Airlines, banks and IT companies have failed on a report card into the impact of Australia's new Privacy Act, forcing the Federal Government to review the legislation and consider the introduction of tougher penalties in 2003.
Some of Australia's largest companies rated poorly in the report into the Federal Government's Privacy Amendment (Private Sector) Act 2000 which came into effect on December 21, 2001.
Responding to the report, which was undertaken by Federal Government privacy and security consultant Aulich & Co, a spokeswoman for the Office of the Federal Privacy Commissioner confirmed tougher legislation will be enforced if companies don't act.
"This is the minimal level of privacy compliance Australian companies will ever face, so they need to make it work to avoid tougher laws," she said.
A further review of the act will be undertaken next year after a formal, 12-month process of private sector education.
Aulich & Co director Terry Aulich is confident the Government's review will lead to legislative amendments, because Australian business is failing to take the legislation seriously.
The audit was undertaken across a range of industries and Aulich said companies that are motivated by self-interest and doing the absolute minimum to comply are abusing the act.
"Companies are sitting back thinking nothing is happening so it is okay, but in 2003 when the formal education process ends there will be a huge fallout with the public outing of miscreants, increased legal action and payouts that will force the Government to act," he said.
Speaking exclusively to Computerworld at the IT Security 2002 conference in Canberra on Monday, Aulich said the review will also lead to a parliamentary standing committee on privacy with government agencies and companies being forced to explain their lack of compliance to the Senate.
While the Family Court and health industry rated highly in the report, it was airlines, IT companies, banks and insurance companies that failed miserably.
Examples that Aulich cited include loyalty programs, like frequent flyer points, which combine credit cards and amass plenty of personal information, which is used for a "range of purposes".
He said there is little control over access to this information, which is even shown 'live' for training purposes.
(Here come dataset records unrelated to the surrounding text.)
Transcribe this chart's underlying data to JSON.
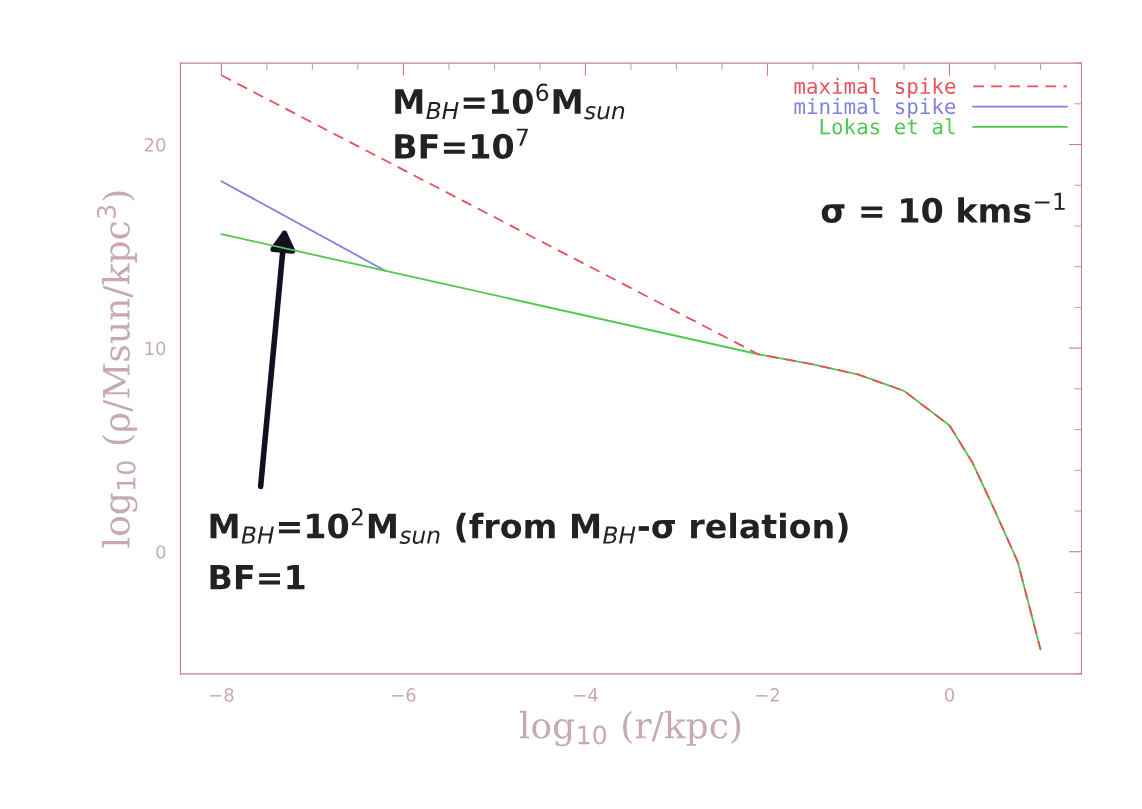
{
  "chart_data": {
    "type": "line",
    "xlabel": "log$_{10}$ (r/kpc)",
    "ylabel": "log$_{10}$ (ρ/Msun/kpc$^{3}$)",
    "xlim": [
      -8.45,
      1.45
    ],
    "xticks": [
      -8,
      -6,
      -4,
      -2,
      0
    ],
    "ylim": [
      -6,
      24
    ],
    "yticks": [
      0,
      10,
      20
    ],
    "grid": false,
    "legend": "top right",
    "line_style": "solid",
    "marker": "none",
    "series": [
      {
        "name": "maximal spike",
        "color": "#e8505a",
        "line_style": "dashed",
        "x": [
          -8,
          -2.1,
          -1.5,
          -1,
          -0.5,
          0,
          0.25,
          0.5,
          0.75,
          1.0
        ],
        "values": [
          23.4,
          9.7,
          9.2,
          8.7,
          7.9,
          6.2,
          4.4,
          2.0,
          -0.5,
          -4.8
        ]
      },
      {
        "name": "minimal spike",
        "color": "#8080e0",
        "x": [
          -8,
          -6.2
        ],
        "values": [
          18.2,
          13.8
        ]
      },
      {
        "name": "Lokas et al",
        "color": "#50c850",
        "x": [
          -8,
          -2.1,
          -1.5,
          -1,
          -0.5,
          0,
          0.25,
          0.5,
          0.75,
          1.0
        ],
        "values": [
          15.6,
          9.7,
          9.2,
          8.7,
          7.9,
          6.2,
          4.4,
          2.0,
          -0.5,
          -4.8
        ]
      }
    ],
    "annotations": [
      "M$_{BH}$=10$^{6}$M$_{sun}$",
      "BF=10$^{7}$",
      "σ = 10 kms$^{−1}$",
      "M$_{BH}$=10$^{2}$M$_{sun}$ (from M$_{BH}$-σ relation)",
      "BF=1"
    ]
  }
}
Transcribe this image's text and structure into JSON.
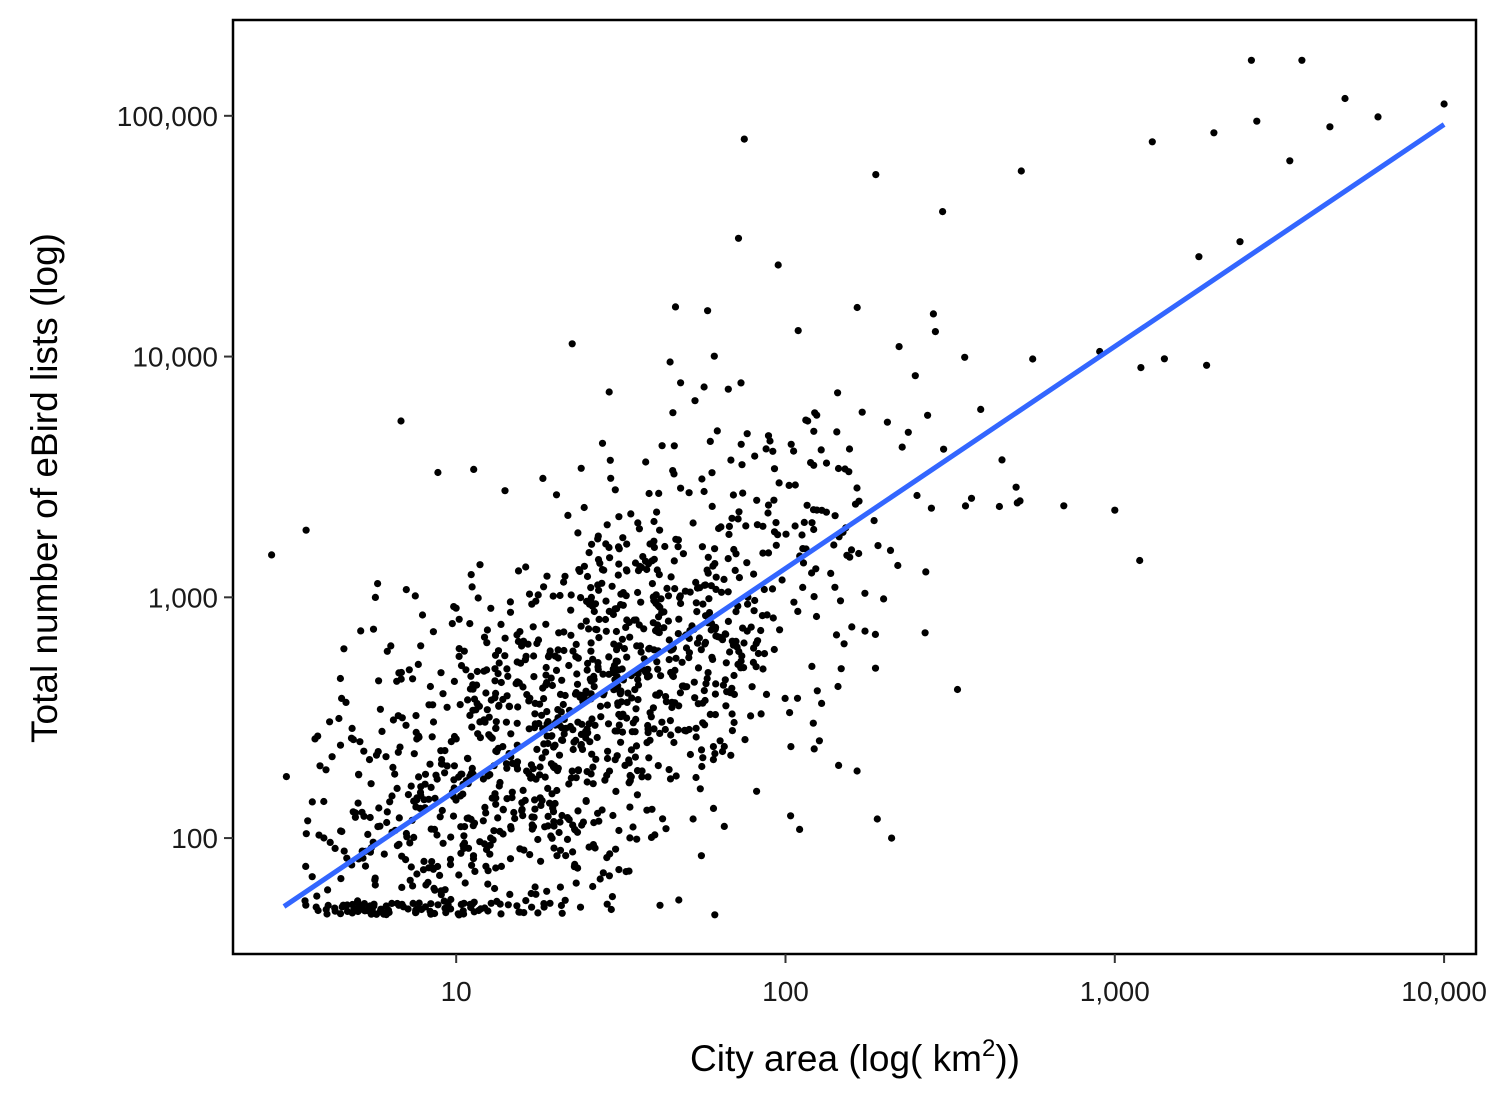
{
  "chart_data": {
    "type": "scatter",
    "xlabel": "City area (log( km",
    "xlabel_sup": "2",
    "xlabel_end": "))",
    "ylabel": "Total number of eBird lists (log)",
    "x_scale": "log10",
    "y_scale": "log10",
    "xlim": [
      2.1,
      12500
    ],
    "ylim": [
      33,
      250000
    ],
    "x_ticks": [
      10,
      100,
      1000,
      10000
    ],
    "x_tick_labels": [
      "10",
      "100",
      "1,000",
      "10,000"
    ],
    "y_ticks": [
      100,
      1000,
      10000,
      100000
    ],
    "y_tick_labels": [
      "100",
      "1,000",
      "10,000",
      "100,000"
    ],
    "grid": false,
    "legend": "none",
    "point_color": "#000000",
    "trend_color": "#3366FF",
    "trend_line": {
      "type": "linear fit on log-log",
      "x": [
        3,
        10000
      ],
      "y": [
        52,
        92000
      ]
    },
    "highlight_points": [
      {
        "x": 2.75,
        "y": 1500
      },
      {
        "x": 3.05,
        "y": 180
      },
      {
        "x": 3.5,
        "y": 1900
      },
      {
        "x": 6.8,
        "y": 5400
      },
      {
        "x": 8.8,
        "y": 3300
      },
      {
        "x": 11.3,
        "y": 3400
      },
      {
        "x": 22.5,
        "y": 11300
      },
      {
        "x": 58,
        "y": 15500
      },
      {
        "x": 72,
        "y": 31000
      },
      {
        "x": 75,
        "y": 80000
      },
      {
        "x": 95,
        "y": 24000
      },
      {
        "x": 188,
        "y": 57000
      },
      {
        "x": 300,
        "y": 40000
      },
      {
        "x": 520,
        "y": 59000
      },
      {
        "x": 900,
        "y": 10500
      },
      {
        "x": 1000,
        "y": 2300
      },
      {
        "x": 1300,
        "y": 78000
      },
      {
        "x": 1900,
        "y": 9200
      },
      {
        "x": 2000,
        "y": 85000
      },
      {
        "x": 2600,
        "y": 170000
      },
      {
        "x": 3700,
        "y": 170000
      },
      {
        "x": 5000,
        "y": 118000
      },
      {
        "x": 6300,
        "y": 99000
      },
      {
        "x": 10000,
        "y": 112000
      },
      {
        "x": 3400,
        "y": 65000
      },
      {
        "x": 4500,
        "y": 90000
      },
      {
        "x": 2700,
        "y": 95000
      },
      {
        "x": 2400,
        "y": 30000
      },
      {
        "x": 1800,
        "y": 26000
      },
      {
        "x": 1200,
        "y": 9000
      },
      {
        "x": 700,
        "y": 2400
      },
      {
        "x": 210,
        "y": 100
      },
      {
        "x": 190,
        "y": 120
      },
      {
        "x": 165,
        "y": 190
      },
      {
        "x": 61,
        "y": 48
      }
    ],
    "cloud": {
      "n_points": 1350,
      "log10_x_mean": 1.36,
      "log10_x_sd": 0.46,
      "log10_x_min": 0.54,
      "log10_x_max": 3.3,
      "trend_offset_sd": 0.42,
      "log10_y_floor": 1.68,
      "log10_y_floor_spread": 0.05
    }
  }
}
"The airlines are not even willing to discuss the misuse of this information and have an arrogant attitude towards privacy concerns. The situation is similar with banks," Aulich said.
Without listing specific banks, he presented a 12-page brochure-type application form for a personal loan, pointing out that all information included is owned by the bank regardless of whether the loan is approved.
"The information goes to a central repository, which has no public access, and applicants are not told what happens to those personal details," he said.
Information provided to Telstra, Aulich said, is disclosed to a range of outside sources including telemarketing groups and market research.
Like insurance companies, he said Telstra advises personal information may be disclosed to outside sources such as outsourcers and debt recovery companies, but they are purposely listed together to obtain "bundled consent".
"But in reality consumers think they are only providing information to Telstra," Aulich said.
He attributes IT companies' poor privacy protection methods to a range of reasons including high staff turnover, market forces and vested interests, because they are part of an industry that utilises software like data mining tools.
"Also, a lot of technical operators in IT are under the age of 25 and our polling shows younger people do not think privacy is important whereas older people have a real concern," he said.